Question to ask: How would a career-altering injury impact my commitment? Would I still get into school? Would I still get my scholarship/academic money?
6. To Know: How would changes to the coaching staff impact my commitment?
Question to ask: What happens to my commitment if there are changes to the coaching staff? What would happen if the coach that recruited me or the current head coach leave?
The Case Against Early Verbal Commitments
We will leave you with 6 things you should know as you decide when you should verbally commit to a school.
- It is important to note that you should have all the financial, academic, and athletic info you need to make an informed decision before verbally committing. You should never commit to a school until you are 100% ready, as we describe in this KPB article. All recruiting timelines are different, so comparing your time of commitment to another recruit’s often leads to trouble.
- A lot can change. As the NCAA early recruiting report suggests, earlier commitments fall through more often. The longer you are verbally committed before you sign your NLI, the longer there is for circumstances to change (your interests, coaching staff, direction of a program, etc.).
- Research also indicates that players who start their recruitment (engage with coaches) later tend to feel more positive about their recruiting experience.
- You can be sure that teams are continuing to recruit and look for players after your commitment. This doesn’t necessarily mean they are recruiting over you, but they will have backups in place if things fall through. Meanwhile, you stop searching for schools and other schools stop paying close attention to you.
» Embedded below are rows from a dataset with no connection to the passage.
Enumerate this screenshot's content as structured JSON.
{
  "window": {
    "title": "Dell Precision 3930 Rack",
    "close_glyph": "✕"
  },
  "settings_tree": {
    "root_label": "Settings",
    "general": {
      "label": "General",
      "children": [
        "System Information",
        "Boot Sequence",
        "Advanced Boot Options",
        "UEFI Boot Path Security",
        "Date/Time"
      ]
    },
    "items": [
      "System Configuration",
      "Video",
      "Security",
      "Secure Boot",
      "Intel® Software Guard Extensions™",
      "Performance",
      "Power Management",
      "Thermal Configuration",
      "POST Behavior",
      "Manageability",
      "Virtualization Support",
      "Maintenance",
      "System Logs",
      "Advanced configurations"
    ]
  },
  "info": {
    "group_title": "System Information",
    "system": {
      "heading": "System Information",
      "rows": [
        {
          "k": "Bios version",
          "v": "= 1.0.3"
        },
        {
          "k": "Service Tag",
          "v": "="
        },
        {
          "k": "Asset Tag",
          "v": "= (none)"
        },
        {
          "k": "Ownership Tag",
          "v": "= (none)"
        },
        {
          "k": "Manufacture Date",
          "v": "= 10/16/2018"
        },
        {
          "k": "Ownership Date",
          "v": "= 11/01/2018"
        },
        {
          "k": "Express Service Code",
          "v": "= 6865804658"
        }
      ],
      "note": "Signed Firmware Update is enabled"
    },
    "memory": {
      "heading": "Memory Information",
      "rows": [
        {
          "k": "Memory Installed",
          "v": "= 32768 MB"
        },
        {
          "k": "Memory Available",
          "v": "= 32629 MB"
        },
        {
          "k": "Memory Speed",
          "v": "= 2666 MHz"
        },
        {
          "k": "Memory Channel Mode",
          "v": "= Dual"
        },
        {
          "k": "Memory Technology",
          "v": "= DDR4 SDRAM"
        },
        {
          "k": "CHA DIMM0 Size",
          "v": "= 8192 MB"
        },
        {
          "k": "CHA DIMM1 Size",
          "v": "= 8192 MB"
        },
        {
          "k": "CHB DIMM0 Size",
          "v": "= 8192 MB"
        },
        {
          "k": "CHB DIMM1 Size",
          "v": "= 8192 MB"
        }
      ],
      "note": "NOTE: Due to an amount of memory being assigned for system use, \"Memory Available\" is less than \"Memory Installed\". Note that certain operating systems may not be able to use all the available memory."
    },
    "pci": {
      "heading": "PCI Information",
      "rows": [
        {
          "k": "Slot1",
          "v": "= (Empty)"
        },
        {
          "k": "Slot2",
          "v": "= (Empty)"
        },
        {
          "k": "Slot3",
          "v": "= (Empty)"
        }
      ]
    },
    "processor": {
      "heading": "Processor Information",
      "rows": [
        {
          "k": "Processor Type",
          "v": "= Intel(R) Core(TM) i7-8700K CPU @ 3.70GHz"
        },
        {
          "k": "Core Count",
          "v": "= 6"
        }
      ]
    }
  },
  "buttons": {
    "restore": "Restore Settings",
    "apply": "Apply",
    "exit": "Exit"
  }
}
This can leave you in a vulnerable position if things fall apart, especially late in senior year.
- There is a double standard when it comes to verbal commitments. Players who de-commit are often labeled as having character flaws or being unreliable. When a coach or school de-commits a player, the decision is often also framed in terms of the player’s shortcomings (not performing, other issues, etc.) with the excuse that coaches have to make these decisions to stay competitive. When it comes to de-commits, accountability is often a one-way street. Because of this double standard, it is even more important to get informed and be 100% sure when you commit.
- Recruits can no longer take campus visits (unofficial or official) led by college coaches until 9/1 of their junior year. This makes it pretty difficult to have a complete picture of the school and program before 9/1 of junior year. Plan your commitment accordingly.
Verbal commitments are an important part of the process, but they are more symbolic than practical. It’s meant to paint an honest picture of where verbal commitments break down, not condemn any college coaches. Many coaches and recruiters honor their verbal agreements and care wholeheartedly about their recruits and student athletes. This article is also not meant to make you fearful of verbally committing to a school. After all, recruits do this every day. Our aim is to emphasize the importance of finding a fit and making a fully informed decision, rather than jumping the gun when you are in an excited emotional state. By doing this, you will do everything you can to prevent post-commitment problems. We hope no matter when you decide to commit, KPB has helped you find your fit!